K9: algorithms, logic and data structures relevant to software development for example:- arrays- stacks- queues- linked lists- trees- graphs- hash tables- sorting algorithms- searching algorithms- critical sections and race conditions
| Assessment Method | Pass | Distinction |
|---|---|---|
| Work-based project | Outlines and applies the rationale and use of algorithms, logic and data structures. (K9, S16) | NA |
When an apprentice software developer is asked to demonstrate their knowledge of algorithms, logic, and data structures relevant to software development, it means they are expected to have a solid understanding of the following concepts:
Arrays: An array is a collection of elements of the same type stored in contiguous memory locations. It allows efficient access to elements using indices.
Stacks: A stack is a data structure that follows the Last-In-First-Out (LIFO) principle. It supports two basic operations: push (adds an element to the top) and pop (removes the top element).
Queues: A queue is a data structure that follows the First-In-First-Out (FIFO) principle. It supports two basic operations: enqueue (adds an element to the rear) and dequeue (removes the front element).

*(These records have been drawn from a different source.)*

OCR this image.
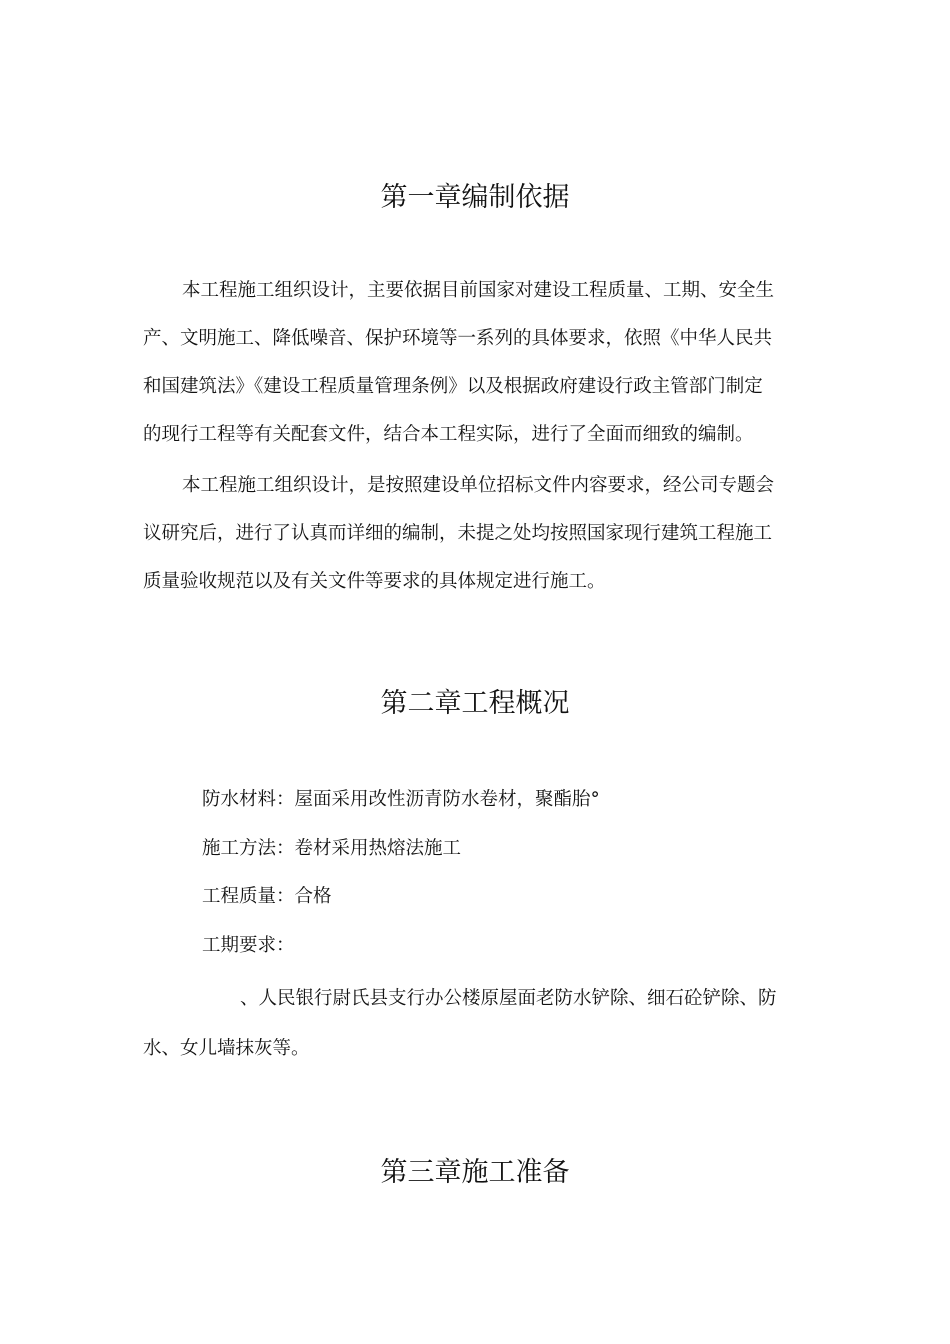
第一章编制依据

本工程施工组织设计，主要依据目前国家对建设工程质量、工期、安全生

产、文明施工、降低噪音、保护环境等一系列的具体要求，依照《中华人民共

和国建筑法》《建设工程质量管理条例》以及根据政府建设行政主管部门制定

的现行工程等有关配套文件，结合本工程实际，进行了全面而细致的编制。

本工程施工组织设计，是按照建设单位招标文件内容要求，经公司专题会

议研究后，进行了认真而详细的编制，未提之处均按照国家现行建筑工程施工

质量验收规范以及有关文件等要求的具体规定进行施工。

第二章工程概况

防水材料：屋面采用改性沥青防水卷材，聚酯胎°

施工方法：卷材采用热熔法施工

工程质量：合格

工期要求：

、人民银行尉氏县支行办公楼原屋面老防水铲除、细石砼铲除、防

水、女儿墙抹灰等。

第三章施工准备
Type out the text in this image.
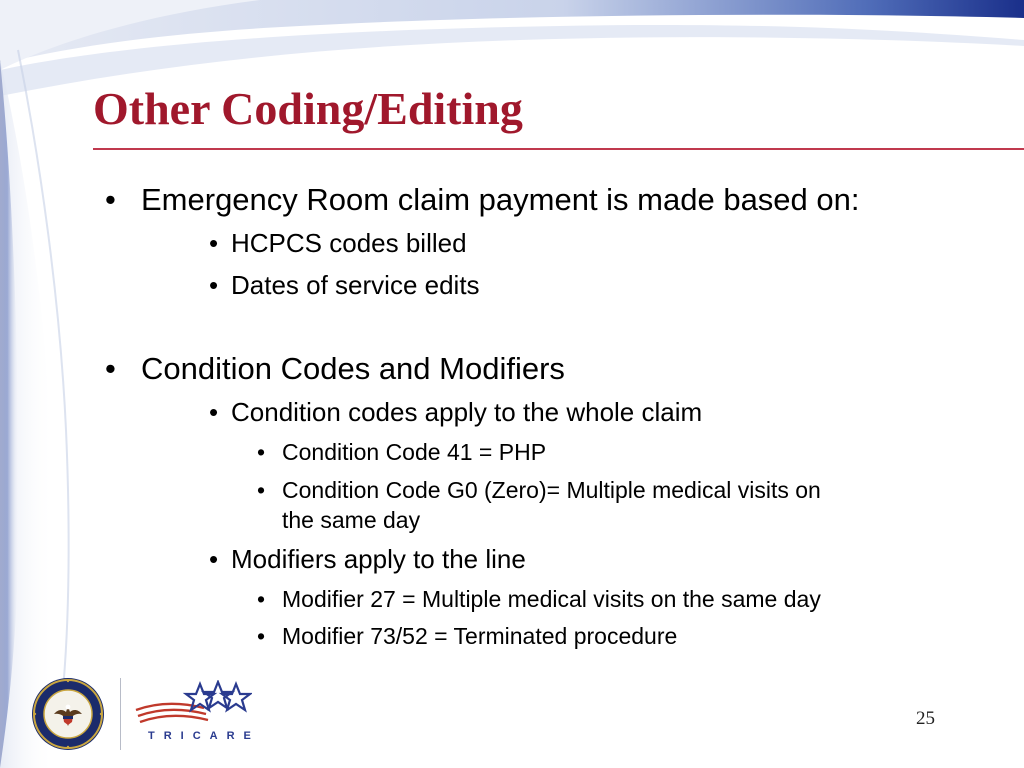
Other Coding/Editing
• Emergency Room claim payment is made based on:
• HCPCS codes billed
• Dates of service edits
• Condition Codes and Modifiers
• Condition codes apply to the whole claim
• Condition Code 41 = PHP
• Condition Code G0 (Zero)= Multiple medical visits on
the same day
• Modifiers apply to the line
• Modifier 27 = Multiple medical visits on the same day
• Modifier 73/52 = Terminated procedure
TRICARE
25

Linked Lists: A linked list is a data structure composed of nodes, where each node contains data and a reference (or link) to the next node. It provides dynamic memory allocation and efficient insertion and deletion operations.
Trees: A tree is a hierarchical data structure consisting of nodes connected by edges. It has a root node and can have child nodes. Examples include binary trees, binary search trees, and AVL trees.
Graphs: A graph is a collection of nodes (vertices) connected by edges. It is a versatile data structure used to represent relationships between objects. Graphs can be directed or undirected.
Hash Tables: A hash table (or hash map) is a data structure that uses a hash function to map keys to values. It provides efficient insertion, deletion, and retrieval operations by reducing the search space.
Sorting Algorithms: Sorting algorithms arrange elements in a particular order (ascending or descending). Examples include bubble sort, selection sort, insertion sort, merge sort, quicksort, and heapsort.
Searching Algorithms: Searching algorithms help locate an element within a data structure. Examples include linear search, binary search (for sorted arrays), and depth-first search (for graphs and trees).
Critical Sections and Race Conditions: Critical sections refer to parts of code that must be executed exclusively to avoid data inconsistency. Race conditions occur when multiple threads or processes access shared resources simultaneously, leading to unexpected behavior.
Having knowledge of these concepts demonstrates a strong foundation in fundamental data structures, algorithms, and problem-solving skills, which are essential for software development.